Social and family support is crucial for persons with dementia, and it is important to know if they live by themselves and are able to continue doing so. If they live with others, it is important to ask if those individuals are able to provide care if needed. It is important to identify the psychosocial needs of the person with dementia and their family and primary caregivers and to plan for the future including advance directives (see Dementia Caregiver Needs in this issue).

Pharmacologic Treatments

At this time, there is no treatment for neurodegenerative dementia that slows progression or is curative. Several medications, however, can alleviate cognitive and behavioral symptoms (Table 3).^27,28 Cholinesterase inhibitors increase brain acetylcholine levels by interfering with its degradation and are indicated in AD.²⁹ There is also some evidence that cholinesterase inhibitors are useful for other dementias (ie, Lewy body dementia and vascular dementia).^30,31 Cholinesterase inhibitors and memantine, an N-methyl δ aspartate (NMDA) receptor agonist/antagonist are approved by the Food and Drug Administration (FDA) for management of AD. Different medications are used to treat behavioral symptoms of dementia (eg, antidepressants and antipsychotics).
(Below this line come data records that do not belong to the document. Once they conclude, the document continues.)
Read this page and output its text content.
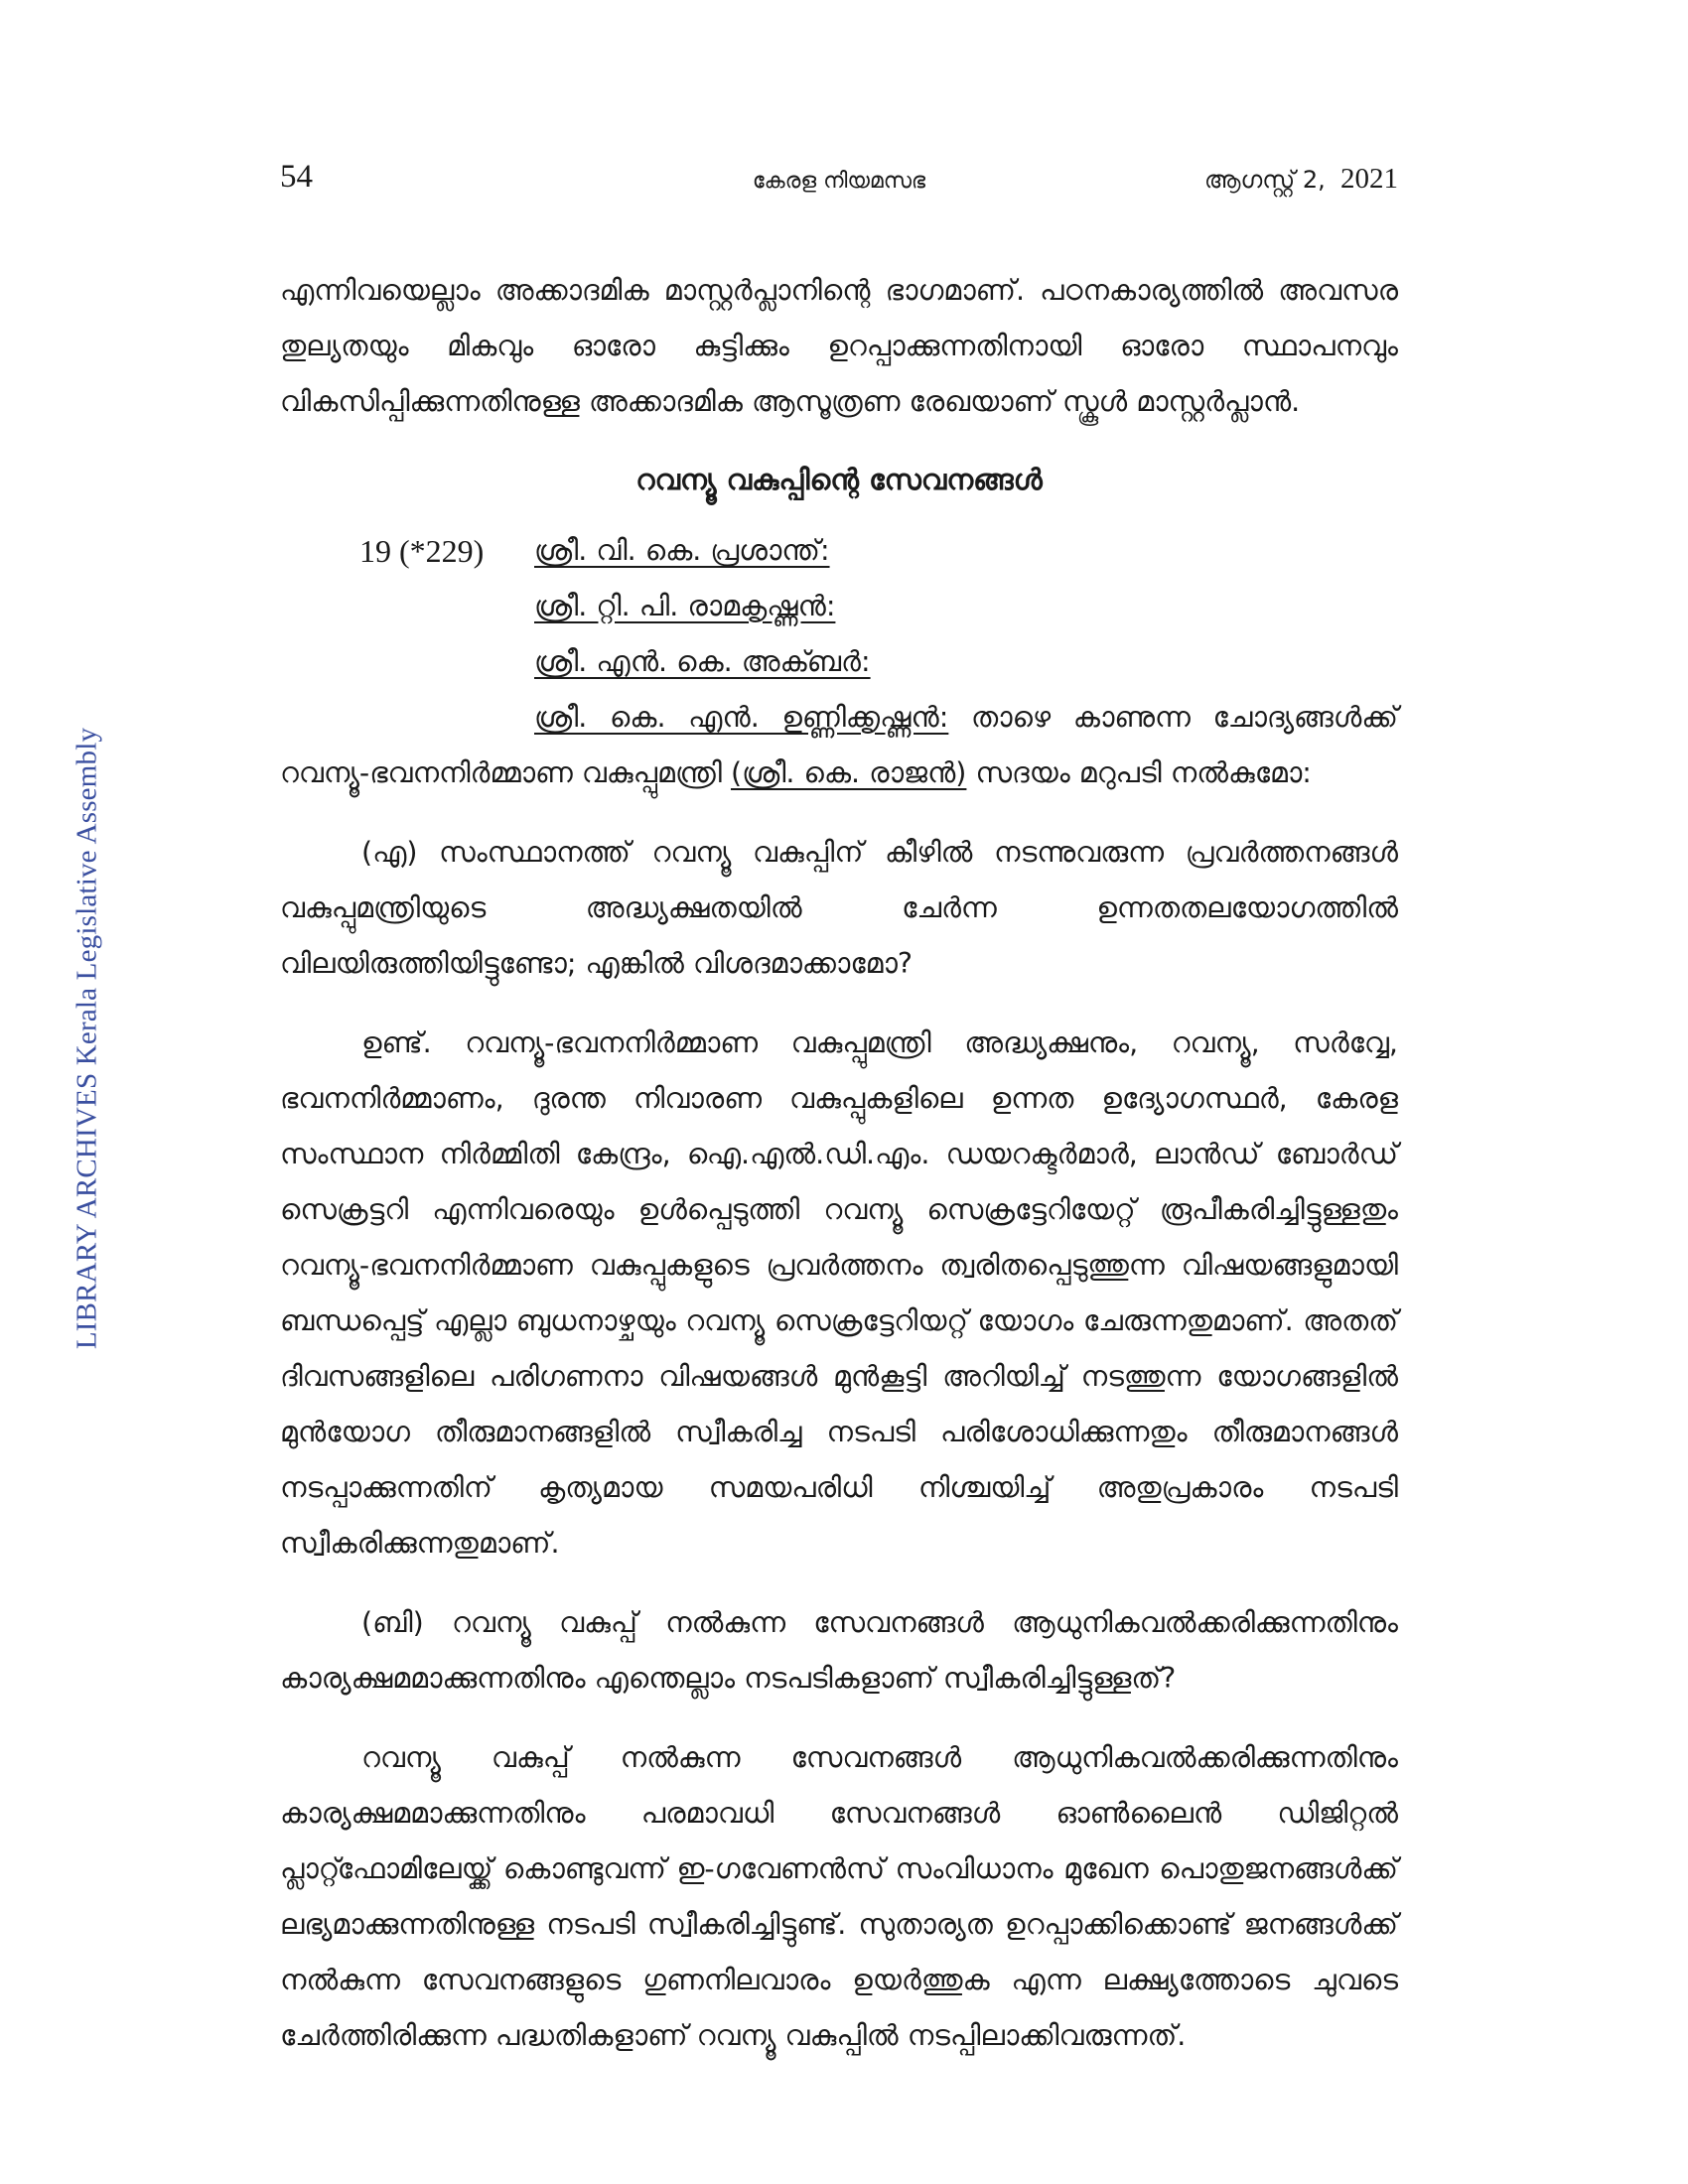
LIBRARY ARCHIVES Kerala Legislative Assembly
54	കേരള നിയമസഭ	ആഗസ്റ്റ് 2, 2021

എന്നിവയെല്ലാം അക്കാദമിക മാസ്റ്റർപ്ലാനിന്റെ ഭാഗമാണ്. പഠനകാര്യത്തിൽ അവസര തുല്യതയും മികവും ഓരോ കുട്ടിക്കും ഉറപ്പാക്കുന്നതിനായി ഓരോ സ്ഥാപനവും വികസിപ്പിക്കുന്നതിനുള്ള അക്കാദമിക ആസൂത്രണ രേഖയാണ് സ്കൂൾ മാസ്റ്റർപ്ലാൻ.

റവന്യൂ വകുപ്പിന്റെ സേവനങ്ങൾ
19 (*229) ശ്രീ. വി. കെ. പ്രശാന്ത്:
ശ്രീ. റ്റി. പി. രാമകൃഷ്ണൻ:
ശ്രീ. എൻ. കെ. അക്ബർ:

ശ്രീ. കെ. എൻ. ഉണ്ണിക്കൃഷ്ണൻ: താഴെ കാണുന്ന ചോദ്യങ്ങൾക്ക് റവന്യൂ-ഭവനനിർമ്മാണ വകുപ്പുമന്ത്രി (ശ്രീ. കെ. രാജൻ) സദയം മറുപടി നൽകുമോ:

(എ) സംസ്ഥാനത്ത് റവന്യൂ വകുപ്പിന് കീഴിൽ നടന്നുവരുന്ന പ്രവർത്തനങ്ങൾ വകുപ്പുമന്ത്രിയുടെ അദ്ധ്യക്ഷതയിൽ ചേർന്ന ഉന്നതതലയോഗത്തിൽ വിലയിരുത്തിയിട്ടുണ്ടോ; എങ്കിൽ വിശദമാക്കാമോ?

ഉണ്ട്. റവന്യൂ-ഭവനനിർമ്മാണ വകുപ്പുമന്ത്രി അദ്ധ്യക്ഷനും, റവന്യൂ, സർവ്വേ, ഭവനനിർമ്മാണം, ദുരന്ത നിവാരണ വകുപ്പുകളിലെ ഉന്നത ഉദ്യോഗസ്ഥർ, കേരള സംസ്ഥാന നിർമ്മിതി കേന്ദ്രം, ഐ.എൽ.ഡി.എം. ഡയറക്ടർമാർ, ലാൻഡ് ബോർഡ് സെക്രട്ടറി എന്നിവരെയും ഉൾപ്പെടുത്തി റവന്യൂ സെക്രട്ടേറിയേറ്റ് രൂപീകരിച്ചിട്ടുള്ളതും റവന്യൂ-ഭവനനിർമ്മാണ വകുപ്പുകളുടെ പ്രവർത്തനം ത്വരിതപ്പെടുത്തുന്ന വിഷയങ്ങളുമായി ബന്ധപ്പെട്ട് എല്ലാ ബുധനാഴ്ചയും റവന്യൂ സെക്രട്ടേറിയറ്റ് യോഗം ചേരുന്നതുമാണ്. അതത് ദിവസങ്ങളിലെ പരിഗണനാ വിഷയങ്ങൾ മുൻകൂട്ടി അറിയിച്ച് നടത്തുന്ന യോഗങ്ങളിൽ മുൻയോഗ തീരുമാനങ്ങളിൽ സ്വീകരിച്ച നടപടി പരിശോധിക്കുന്നതും തീരുമാനങ്ങൾ നടപ്പാക്കുന്നതിന് കൃത്യമായ സമയപരിധി നിശ്ചയിച്ച് അതുപ്രകാരം നടപടി സ്വീകരിക്കുന്നതുമാണ്.

(ബി) റവന്യൂ വകുപ്പ് നൽകുന്ന സേവനങ്ങൾ ആധുനികവൽക്കരിക്കുന്നതിനും കാര്യക്ഷമമാക്കുന്നതിനും എന്തെല്ലാം നടപടികളാണ് സ്വീകരിച്ചിട്ടുള്ളത്?

റവന്യൂ വകുപ്പ് നൽകുന്ന സേവനങ്ങൾ ആധുനികവൽക്കരിക്കുന്നതിനും കാര്യക്ഷമമാക്കുന്നതിനും പരമാവധി സേവനങ്ങൾ ഓൺലൈൻ ഡിജിറ്റൽ പ്ലാറ്റ്ഫോമിലേയ്ക്ക് കൊണ്ടുവന്ന് ഇ-ഗവേണൻസ് സംവിധാനം മുഖേന പൊതുജനങ്ങൾക്ക് ലഭ്യമാക്കുന്നതിനുള്ള നടപടി സ്വീകരിച്ചിട്ടുണ്ട്. സുതാര്യത ഉറപ്പാക്കിക്കൊണ്ട് ജനങ്ങൾക്ക് നൽകുന്ന സേവനങ്ങളുടെ ഗുണനിലവാരം ഉയർത്തുക എന്ന ലക്ഷ്യത്തോടെ ചുവടെ ചേർത്തിരിക്കുന്ന പദ്ധതികളാണ് റവന്യൂ വകുപ്പിൽ നടപ്പിലാക്കിവരുന്നത്.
Other medications are also used to treat behavior symptoms (see Behavioral Approaches in Dementia Care in this issue).

Lifestyle Modifications

Compelling evidence suggests regular exercise, particularly aerobic, reduces risk of dementia and may even improve cognitive networks as measured by functional MRI.³² The Mediterranean diet and a variant of it termed the Mediterranean-DASH Intervention for Neurodegenerative Delay (MIND) have been associated with better cognitive function. The MIND diet incorporates the Dietary Approaches to Stop Hypertension (DASH) diet, which includes consumption of fruits, vegetables, whole grains, legumes, fish, and unsaturated fats. Persons with dementia may also benefit from cognitive stimulation.³³ Better control of hypertension and dyslipidemia may also delay the onset of AD and prevent worsening of vascular dementia.³⁵

Conclusion

Early diagnosis is possible by screening individuals age 65 or more who have cognitive complaints and referring to the neurologist for evaluation and management when impairments are found. Earlier diagnosis may have clinical benefits, alleviate patient and caregiver burden, reduce hospitalization time, and delay admission to nursing homes.³⁵ Goals of care include establishing an early and accurate diagnosis of dementia, evaluating for all treatable and reversible causes of memory loss, obtaining labs and structural or functional imaging of the brain to evaluate for causes of dementia, initiating appropriate cognitive and behavioral management, educating the caregiver in behavioral modification techniques, and providing appropriate counseling and education to the patients and families throughout the course of the disease. Referral to clinical trials for disease-modifying and symptomatic treatments is also encouraged.